Here’s bad form in the governance realm, though: Zuckerberg owns the majority of the company’s shares and possesses an excessive amount of voting power and control through Facebook Inc (NASDAQ:FB)’s dual-class stock structure. For investors who aren’t familiar with the term, this structure basically means that the separate type of stock Zuckerberg owns comes with 10 votes per share for every one vote regular shareholders have.
It’s as if you showed up at the polls to vote for president and realized that some “special” people were allowed 10 votes compared to your one.
It comes as no surprise that, as with Wal-Mart, Facebook Inc (NASDAQ:FB)’s shareholder votes supported management at the meeting — since Zuckerberg basically controls the voting power through his majority.

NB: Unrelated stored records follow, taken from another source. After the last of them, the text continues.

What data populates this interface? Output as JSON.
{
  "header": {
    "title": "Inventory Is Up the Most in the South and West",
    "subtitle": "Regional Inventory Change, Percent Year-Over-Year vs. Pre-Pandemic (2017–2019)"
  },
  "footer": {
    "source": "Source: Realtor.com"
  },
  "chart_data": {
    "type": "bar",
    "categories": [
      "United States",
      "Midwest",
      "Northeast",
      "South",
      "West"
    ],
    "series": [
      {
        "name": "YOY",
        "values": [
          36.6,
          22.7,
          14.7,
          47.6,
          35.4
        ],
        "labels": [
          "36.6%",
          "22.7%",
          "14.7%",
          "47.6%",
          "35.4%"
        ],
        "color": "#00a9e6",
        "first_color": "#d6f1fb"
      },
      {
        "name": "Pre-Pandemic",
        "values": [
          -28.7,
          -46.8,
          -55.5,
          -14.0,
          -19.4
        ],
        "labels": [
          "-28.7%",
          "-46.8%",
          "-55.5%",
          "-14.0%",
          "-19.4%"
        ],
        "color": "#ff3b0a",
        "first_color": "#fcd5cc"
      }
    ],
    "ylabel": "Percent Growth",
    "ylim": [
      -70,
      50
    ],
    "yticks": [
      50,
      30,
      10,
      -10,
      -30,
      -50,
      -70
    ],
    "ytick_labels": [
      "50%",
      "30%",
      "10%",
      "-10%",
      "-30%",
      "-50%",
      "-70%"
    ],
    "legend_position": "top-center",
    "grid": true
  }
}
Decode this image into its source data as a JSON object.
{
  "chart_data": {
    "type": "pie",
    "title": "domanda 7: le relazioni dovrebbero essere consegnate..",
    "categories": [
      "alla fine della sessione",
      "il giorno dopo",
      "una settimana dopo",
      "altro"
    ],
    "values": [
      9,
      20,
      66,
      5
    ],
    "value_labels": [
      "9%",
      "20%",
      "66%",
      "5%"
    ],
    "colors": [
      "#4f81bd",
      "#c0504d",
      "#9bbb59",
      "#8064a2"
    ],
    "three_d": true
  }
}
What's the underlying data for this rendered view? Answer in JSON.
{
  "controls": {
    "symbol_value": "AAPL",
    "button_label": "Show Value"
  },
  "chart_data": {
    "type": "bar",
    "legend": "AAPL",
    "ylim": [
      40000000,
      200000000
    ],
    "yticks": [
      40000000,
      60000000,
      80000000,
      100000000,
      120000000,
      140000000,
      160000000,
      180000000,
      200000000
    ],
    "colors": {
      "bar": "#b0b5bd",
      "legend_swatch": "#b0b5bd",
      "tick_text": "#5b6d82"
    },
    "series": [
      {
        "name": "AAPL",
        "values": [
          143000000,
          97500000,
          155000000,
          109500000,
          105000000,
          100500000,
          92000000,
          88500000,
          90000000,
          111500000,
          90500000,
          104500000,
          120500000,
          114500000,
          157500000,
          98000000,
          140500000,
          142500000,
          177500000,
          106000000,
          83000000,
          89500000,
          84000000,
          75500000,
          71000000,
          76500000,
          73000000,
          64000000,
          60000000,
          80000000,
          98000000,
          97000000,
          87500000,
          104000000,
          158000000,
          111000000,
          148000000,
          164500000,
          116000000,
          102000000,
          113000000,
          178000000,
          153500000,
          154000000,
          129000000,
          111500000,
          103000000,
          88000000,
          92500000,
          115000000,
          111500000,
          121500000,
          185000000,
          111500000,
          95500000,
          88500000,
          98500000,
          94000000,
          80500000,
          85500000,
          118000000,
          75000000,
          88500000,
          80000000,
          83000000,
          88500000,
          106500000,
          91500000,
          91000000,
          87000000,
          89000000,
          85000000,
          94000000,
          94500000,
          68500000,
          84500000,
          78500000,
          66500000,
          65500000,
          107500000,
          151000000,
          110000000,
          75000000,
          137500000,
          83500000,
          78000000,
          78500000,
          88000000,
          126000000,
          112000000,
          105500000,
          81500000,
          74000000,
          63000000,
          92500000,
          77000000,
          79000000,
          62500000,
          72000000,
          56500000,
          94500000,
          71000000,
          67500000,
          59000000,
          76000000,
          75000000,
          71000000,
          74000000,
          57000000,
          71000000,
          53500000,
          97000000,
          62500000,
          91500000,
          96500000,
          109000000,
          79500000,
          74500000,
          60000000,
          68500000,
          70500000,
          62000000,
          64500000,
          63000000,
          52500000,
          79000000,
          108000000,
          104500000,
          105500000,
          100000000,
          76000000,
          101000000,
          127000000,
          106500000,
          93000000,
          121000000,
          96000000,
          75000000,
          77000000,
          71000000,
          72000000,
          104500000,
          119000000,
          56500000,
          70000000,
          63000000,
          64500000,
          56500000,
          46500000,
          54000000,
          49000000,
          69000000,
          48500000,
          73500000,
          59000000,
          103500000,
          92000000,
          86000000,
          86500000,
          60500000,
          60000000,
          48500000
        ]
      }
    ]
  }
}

If you don’t want to answer to shareholders, ask somebody else for money
At companies like Nabors Industries Ltd. (NYSE:NBR), shareholders are ignored despite their majority votes against directors and policies. At companies like Wal-Mart and Facebook Inc (NASDAQ:FB), shareholder votes often don’t matter unless the individuals in control find it in their hearts to listen.
Either way, shareholders should be insulted at how badly and frequently they are snubbed.
There are several ways to go here. Investors who are only out for financial returns should consider selling such stocks, particularly if the company’s financial future looks shaky or has been for a while. Companies that ignore shareholders are more likely to reward their executives for failure, take short-term views, and possibly run their companies into the ground.
That’s what happens when power corrupts, and when shareholders don’t really care that business is deteriorating, management can run roughshod over true business health.
Another way to go is to stand your ground, hold your shares, and vote your proxy ballots every single year. While many investors and Wall Street types believe investors should either like it or lump it, selling their shares if they don’t like how managements and boards conduct business, there is something to be said for telling managements who feel that way exactly where they can go.
No matter what, it’s time to ask some questions. If corporate governance policies are poor, and corporate managements seemingly don’t care about shareholders’ opinions, why did the companies go public? Asking investors to invest in the business — and become part owners — should mean managements are accountable.
Public companies that sell pieces of themselves in the form of stock, then sell out the owners every chance they get, probably should never have gone public at all. Shareholders should stand up against being snubbed and tell their companies’ boards and managements to shape up. Corporate executives who didn’t really want to deal with shareholders should have thought about raising capital somewhere other than the public market.